The holders of the PWC series C notes also approved the modification and waiver of their right to receive any interest payments that become due and payable while the pre-amalgamation agreement between VersaBank and PWC is in force, including for certainty, the interest payment due and payable on December 31, 2016.
Of the votes cast at each meeting, approximately 90.42% of the PWC class B preferred shares, 94.96% of the PWC series C notes, 98.73% of the PWC common shares and 99.92% of the VersaBank common shares and preferred shares, voting together as a single class, voted in favor of the resolutions to approve the certain aspects of the merger, PWC recapitalization and, in respect of the PWC series C notes only, the interest payment waiver.
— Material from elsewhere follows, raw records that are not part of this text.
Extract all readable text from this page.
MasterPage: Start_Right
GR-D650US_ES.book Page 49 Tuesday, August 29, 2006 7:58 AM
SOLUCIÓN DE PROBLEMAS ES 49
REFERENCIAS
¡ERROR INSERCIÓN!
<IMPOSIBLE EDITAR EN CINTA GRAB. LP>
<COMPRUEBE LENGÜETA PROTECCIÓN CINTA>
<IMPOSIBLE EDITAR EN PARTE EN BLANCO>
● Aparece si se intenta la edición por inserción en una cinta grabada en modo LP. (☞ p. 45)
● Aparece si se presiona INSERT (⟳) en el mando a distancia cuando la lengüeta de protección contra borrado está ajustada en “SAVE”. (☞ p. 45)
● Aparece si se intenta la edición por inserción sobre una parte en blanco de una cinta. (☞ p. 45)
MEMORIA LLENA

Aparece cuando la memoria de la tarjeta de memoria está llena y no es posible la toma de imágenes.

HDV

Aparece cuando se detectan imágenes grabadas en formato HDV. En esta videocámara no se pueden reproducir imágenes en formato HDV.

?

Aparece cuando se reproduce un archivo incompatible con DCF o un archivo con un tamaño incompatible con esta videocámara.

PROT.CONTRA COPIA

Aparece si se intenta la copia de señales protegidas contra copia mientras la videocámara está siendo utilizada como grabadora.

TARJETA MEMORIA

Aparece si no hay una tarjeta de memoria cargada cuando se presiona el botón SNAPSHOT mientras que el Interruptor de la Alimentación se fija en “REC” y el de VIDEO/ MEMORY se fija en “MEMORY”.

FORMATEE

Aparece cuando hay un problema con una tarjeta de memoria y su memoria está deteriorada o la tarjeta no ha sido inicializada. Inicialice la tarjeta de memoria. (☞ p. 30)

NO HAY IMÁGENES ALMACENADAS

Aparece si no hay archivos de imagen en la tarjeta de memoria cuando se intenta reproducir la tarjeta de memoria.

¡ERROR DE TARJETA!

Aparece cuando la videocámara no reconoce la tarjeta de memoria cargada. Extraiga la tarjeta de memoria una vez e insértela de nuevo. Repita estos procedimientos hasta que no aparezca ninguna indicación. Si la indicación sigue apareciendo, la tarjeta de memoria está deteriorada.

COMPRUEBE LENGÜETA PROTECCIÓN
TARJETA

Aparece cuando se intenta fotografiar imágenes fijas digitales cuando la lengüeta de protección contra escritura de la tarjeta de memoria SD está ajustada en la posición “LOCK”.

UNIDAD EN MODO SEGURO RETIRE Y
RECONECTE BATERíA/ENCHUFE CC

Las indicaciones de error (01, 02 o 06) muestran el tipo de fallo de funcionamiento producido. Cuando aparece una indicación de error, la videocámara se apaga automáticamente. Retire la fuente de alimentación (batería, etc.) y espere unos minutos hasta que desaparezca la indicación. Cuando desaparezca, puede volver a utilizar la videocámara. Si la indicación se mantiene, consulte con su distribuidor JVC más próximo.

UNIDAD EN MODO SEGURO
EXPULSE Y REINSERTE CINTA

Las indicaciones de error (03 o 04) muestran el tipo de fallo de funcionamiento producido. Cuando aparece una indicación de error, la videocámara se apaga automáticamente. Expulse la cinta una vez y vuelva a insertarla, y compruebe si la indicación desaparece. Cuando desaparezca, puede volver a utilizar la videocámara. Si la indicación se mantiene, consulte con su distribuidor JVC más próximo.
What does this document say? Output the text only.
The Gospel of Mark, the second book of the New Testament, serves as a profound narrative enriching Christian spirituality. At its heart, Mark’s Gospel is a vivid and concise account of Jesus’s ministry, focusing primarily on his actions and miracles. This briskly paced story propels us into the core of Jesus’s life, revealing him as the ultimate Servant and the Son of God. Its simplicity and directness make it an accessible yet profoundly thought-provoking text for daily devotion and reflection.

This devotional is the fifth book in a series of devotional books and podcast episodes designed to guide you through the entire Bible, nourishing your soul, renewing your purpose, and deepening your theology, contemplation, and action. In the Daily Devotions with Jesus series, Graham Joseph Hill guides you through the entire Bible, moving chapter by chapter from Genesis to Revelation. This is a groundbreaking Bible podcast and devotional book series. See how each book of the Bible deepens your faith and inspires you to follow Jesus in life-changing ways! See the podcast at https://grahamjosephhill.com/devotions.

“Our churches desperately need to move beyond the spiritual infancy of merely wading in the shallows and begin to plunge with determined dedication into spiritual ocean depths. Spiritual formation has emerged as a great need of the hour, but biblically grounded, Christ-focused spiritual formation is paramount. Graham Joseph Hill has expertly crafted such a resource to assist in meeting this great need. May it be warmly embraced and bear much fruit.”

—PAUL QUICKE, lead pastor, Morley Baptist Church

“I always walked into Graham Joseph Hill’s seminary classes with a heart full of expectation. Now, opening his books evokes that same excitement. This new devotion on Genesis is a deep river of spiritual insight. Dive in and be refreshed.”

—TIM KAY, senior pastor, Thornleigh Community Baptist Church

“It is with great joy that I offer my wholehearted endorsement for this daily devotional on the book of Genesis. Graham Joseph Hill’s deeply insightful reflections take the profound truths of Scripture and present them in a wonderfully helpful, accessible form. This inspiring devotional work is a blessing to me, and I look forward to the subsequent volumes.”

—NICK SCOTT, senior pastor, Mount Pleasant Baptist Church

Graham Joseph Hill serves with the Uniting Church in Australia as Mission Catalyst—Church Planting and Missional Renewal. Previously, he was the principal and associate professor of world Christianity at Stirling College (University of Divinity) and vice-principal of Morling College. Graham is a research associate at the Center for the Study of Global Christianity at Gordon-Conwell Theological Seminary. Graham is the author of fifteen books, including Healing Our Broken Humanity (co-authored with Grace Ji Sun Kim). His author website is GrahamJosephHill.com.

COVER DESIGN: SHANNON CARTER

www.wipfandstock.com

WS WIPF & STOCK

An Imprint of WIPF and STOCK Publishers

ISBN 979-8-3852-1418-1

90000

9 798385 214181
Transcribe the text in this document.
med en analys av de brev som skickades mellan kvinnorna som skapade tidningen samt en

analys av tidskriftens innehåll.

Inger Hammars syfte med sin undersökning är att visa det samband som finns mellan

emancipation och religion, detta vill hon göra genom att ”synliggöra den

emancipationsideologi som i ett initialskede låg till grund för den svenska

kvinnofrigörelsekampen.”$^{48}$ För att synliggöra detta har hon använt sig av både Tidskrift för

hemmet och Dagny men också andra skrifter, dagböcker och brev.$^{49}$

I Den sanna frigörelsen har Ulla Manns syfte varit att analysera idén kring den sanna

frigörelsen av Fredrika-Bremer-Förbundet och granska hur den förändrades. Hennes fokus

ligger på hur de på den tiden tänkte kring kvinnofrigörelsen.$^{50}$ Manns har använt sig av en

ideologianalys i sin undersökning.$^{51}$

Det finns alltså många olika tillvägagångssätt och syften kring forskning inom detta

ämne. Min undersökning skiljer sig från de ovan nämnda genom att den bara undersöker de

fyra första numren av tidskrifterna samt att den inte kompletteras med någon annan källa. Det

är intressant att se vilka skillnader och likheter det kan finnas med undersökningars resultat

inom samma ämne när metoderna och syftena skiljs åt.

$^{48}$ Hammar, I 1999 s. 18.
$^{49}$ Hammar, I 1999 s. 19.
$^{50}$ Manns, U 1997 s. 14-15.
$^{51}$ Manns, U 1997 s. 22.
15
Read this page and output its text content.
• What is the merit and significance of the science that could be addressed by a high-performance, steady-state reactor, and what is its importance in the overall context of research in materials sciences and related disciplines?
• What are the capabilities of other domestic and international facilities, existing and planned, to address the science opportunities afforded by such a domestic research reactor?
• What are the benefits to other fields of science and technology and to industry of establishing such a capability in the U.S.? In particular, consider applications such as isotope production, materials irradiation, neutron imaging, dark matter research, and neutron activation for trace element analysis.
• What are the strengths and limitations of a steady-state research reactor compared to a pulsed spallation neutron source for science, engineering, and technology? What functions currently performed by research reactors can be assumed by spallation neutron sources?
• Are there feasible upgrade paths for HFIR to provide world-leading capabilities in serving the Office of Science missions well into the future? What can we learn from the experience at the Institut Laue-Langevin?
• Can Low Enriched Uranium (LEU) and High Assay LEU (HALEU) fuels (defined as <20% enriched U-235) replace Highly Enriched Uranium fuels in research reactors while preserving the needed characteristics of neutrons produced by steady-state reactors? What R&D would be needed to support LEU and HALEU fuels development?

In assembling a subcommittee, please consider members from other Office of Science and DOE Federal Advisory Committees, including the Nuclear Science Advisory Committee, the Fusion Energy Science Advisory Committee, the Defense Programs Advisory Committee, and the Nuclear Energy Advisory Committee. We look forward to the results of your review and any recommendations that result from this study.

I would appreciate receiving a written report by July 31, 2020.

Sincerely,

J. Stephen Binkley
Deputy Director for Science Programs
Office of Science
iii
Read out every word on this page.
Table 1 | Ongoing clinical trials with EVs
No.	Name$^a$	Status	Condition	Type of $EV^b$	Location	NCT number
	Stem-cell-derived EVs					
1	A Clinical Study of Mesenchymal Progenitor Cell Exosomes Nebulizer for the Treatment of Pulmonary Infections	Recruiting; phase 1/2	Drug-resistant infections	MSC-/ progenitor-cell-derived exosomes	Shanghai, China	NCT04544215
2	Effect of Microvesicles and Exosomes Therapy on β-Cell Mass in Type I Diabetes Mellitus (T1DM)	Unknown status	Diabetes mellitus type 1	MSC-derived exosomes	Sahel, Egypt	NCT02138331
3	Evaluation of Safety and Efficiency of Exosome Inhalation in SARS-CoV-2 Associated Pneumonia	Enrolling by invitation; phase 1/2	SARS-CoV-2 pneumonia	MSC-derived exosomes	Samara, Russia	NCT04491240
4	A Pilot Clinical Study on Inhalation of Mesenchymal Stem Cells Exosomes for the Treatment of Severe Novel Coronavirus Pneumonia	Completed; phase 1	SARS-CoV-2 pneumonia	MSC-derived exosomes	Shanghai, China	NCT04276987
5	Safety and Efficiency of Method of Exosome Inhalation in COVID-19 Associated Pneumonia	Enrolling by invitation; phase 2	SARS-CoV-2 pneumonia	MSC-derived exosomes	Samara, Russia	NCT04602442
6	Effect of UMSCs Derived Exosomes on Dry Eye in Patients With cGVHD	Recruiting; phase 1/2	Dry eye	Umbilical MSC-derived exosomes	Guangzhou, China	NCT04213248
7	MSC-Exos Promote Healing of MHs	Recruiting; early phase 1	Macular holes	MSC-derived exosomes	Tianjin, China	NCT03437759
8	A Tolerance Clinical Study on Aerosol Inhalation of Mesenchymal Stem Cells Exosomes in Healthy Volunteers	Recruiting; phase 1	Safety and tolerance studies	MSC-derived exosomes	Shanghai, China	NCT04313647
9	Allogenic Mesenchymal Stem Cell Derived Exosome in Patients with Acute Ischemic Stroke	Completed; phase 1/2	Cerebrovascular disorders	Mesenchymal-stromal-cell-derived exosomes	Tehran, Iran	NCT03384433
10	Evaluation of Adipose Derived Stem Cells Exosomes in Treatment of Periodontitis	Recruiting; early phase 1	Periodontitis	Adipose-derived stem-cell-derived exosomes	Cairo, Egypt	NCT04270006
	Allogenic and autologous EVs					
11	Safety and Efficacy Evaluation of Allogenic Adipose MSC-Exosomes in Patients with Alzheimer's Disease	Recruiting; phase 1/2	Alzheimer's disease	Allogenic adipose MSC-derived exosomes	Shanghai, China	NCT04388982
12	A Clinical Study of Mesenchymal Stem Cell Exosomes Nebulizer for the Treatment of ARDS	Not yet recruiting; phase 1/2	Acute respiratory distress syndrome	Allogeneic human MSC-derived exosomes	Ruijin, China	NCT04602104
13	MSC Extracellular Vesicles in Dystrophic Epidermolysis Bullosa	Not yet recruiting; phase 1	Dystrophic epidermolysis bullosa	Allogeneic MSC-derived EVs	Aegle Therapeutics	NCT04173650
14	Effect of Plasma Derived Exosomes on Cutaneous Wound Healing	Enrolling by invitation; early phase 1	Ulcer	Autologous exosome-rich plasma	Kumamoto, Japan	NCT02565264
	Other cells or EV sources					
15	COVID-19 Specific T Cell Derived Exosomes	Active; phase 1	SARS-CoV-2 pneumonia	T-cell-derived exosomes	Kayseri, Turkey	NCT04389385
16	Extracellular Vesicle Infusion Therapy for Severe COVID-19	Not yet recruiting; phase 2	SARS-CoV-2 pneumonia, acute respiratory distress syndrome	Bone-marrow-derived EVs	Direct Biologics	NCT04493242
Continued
In addition, approximately 96.09% of the PWC common shares voted in favor of the merger and related transactions, other than those required to be excluded in determining such approval prescribed by multilateral instrument 61 to 101 – protection of minority security holders in special transactions.
“We are very pleased by the overwhelming support the transaction received from our security holders and look forward to bringing the transaction to a successful completion,” said David Taylor, president and CEO of VersaBank and PWC.
The closing of the merger remains subject to certain regulatory approvals in Canada, including from the Minister of Finance, but is expected to close in Q1/17.
PWC has delivered notices of redemption to holders of its 7.5% notes maturing on March 31, 2017 and non-voting, non-participating class “A” preferred shares pursuant to which such securities will be redeemed for cash in accordance with their terms effective as of January 27, 2017 and January 30, 2017, respectively.
VersaBank, a technology based and digital Canadian Schedule I chartered bank, operates using an “electronic branchless model.”
PWC Capital is a holding company that currently owns approximately 63% of VersaBank’s outstanding common shares.